Dans le cadre de cette dynamique, on peut également mentionner que 2 des 3 entreprises ayant répondu à l’appel à projet de chaudière cogénération (production de chaleur et d’électricité) lancé par la Commission de Régulation de l’Energie (CRE) possèdent cette géographie. C’est le cas pour Scieries du Limousin à St Léonard et de la Scierie Farges à Egletons.
Si le développement de la filière bois énergie s’est constitué sur la valorisation des PCS (produits connexes de scierie), aujourd’hui, selon le PNR, 90% du volume produit est déjà valorisé. L’enjeu actuel est donc de développer une filière bois énergie au travers de la plaquette forestière. Le groupe de travail bois énergie de la charte forestière actuellement en cours d’élaboration oriente sa réflexion sur ce sujet. Cependant, derrière cette orientation, une question se pose : De quelles plaquettes forestières parlons-nous ? Car, dans la réalité, les plaquettes forestières sont très diverses et variées, et leur coût peut varier du simple au double selon qu’elles sont produites par des agriculteurs ou par des industriels de la forêt. Deux filières existent sur la vente de ce produit : les agriculteurs qui se sont organisés en CUMA2 pour produire une plaquette forestière bocagère et les exploitants forestiers telles que les coopératives forestières (CFBL, CAFSA, UNYSILVA) qui voient dans le bois énergie un façon de valoriser des billons de bois d’un diamètre allant de 7 à 10 cm et des rémanents.
Pour l’instant, la distinction entre ces deux filières n’est pas très claire. Un exemple : une exploitation agricole (GAEC Broussouloux3 à Peyrelevade) a investi dans un broyeur en propre, elle réalise entre autres des prestations de broyage pour la coopérative forestier CFBL.
Mais à l’avenir, il semblerait que ces deux filières se développeront indépendamment.
Les agriculteurs, regroupés en CUMA continueront à proposer une plaquette forestière s’adressant à des collectivités ou à des établissements possédant une chaudière de moyenne puissance sur le plateau. Et les exploitants forestiers alliés aux exploitants de chaudière développeront une véritable filière industrielle sur la ressource billon mélangée à des produits connexes, avec une commercialisation capable de dépasser les frontières du plateau. Cette filière industrielle aura pour base des plateformes de stockage installées sur les parcs à grumes des grosses scieries déjà mentionnées plus haut. Elles feront appel à des prestataires tel que Lyaudet pour broyer des billons et les mélangeront à des produits connexes pour obtenir un combustible.

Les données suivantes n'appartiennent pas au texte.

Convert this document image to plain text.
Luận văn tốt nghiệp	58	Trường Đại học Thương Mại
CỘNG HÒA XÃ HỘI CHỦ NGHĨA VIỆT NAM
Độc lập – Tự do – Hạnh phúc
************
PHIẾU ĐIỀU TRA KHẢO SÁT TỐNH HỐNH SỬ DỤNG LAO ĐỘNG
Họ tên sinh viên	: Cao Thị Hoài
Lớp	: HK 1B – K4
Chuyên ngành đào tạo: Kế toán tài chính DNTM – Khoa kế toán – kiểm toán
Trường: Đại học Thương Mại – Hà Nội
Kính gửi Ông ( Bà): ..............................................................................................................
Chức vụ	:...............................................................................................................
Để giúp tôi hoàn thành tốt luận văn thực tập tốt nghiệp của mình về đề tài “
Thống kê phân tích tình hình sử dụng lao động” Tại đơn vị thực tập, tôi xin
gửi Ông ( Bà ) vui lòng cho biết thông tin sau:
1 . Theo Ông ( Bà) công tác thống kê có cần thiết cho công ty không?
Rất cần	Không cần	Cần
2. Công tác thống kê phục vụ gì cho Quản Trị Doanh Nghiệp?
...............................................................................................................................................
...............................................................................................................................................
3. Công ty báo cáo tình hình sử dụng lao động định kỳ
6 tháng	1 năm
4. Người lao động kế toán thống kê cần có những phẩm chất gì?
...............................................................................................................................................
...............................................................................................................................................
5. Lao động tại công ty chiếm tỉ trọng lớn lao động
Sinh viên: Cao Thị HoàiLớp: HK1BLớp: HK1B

Nous pouvons nous demander qui contrôlera la filière bois énergie industrielle. Une position de monopole des sociétés spécialisées dans les services énergétiques pourrait s’avérer problématique pour les propriétaires de la ressource. De plus, il ne faudrait pas que cette filière s’accapare la gestion et l’approvisionnement des chaudières de petites et moyennes puissances qui peuvent avoir un approvisionnement avec un scieur local ou un agriculteur. Le projet de plateforme collective porté par des acteurs du plateau de Millevaches autour des réseaux de chaleur de Gentioux et de Royère pourrait être une véritable démarche territoriale.
Deux visions du plateau se côtoie : un espace de vie pour certains et un espace ressource pour d’autres, à deux échelles bien distinctes, la première locale et l’autre régionale.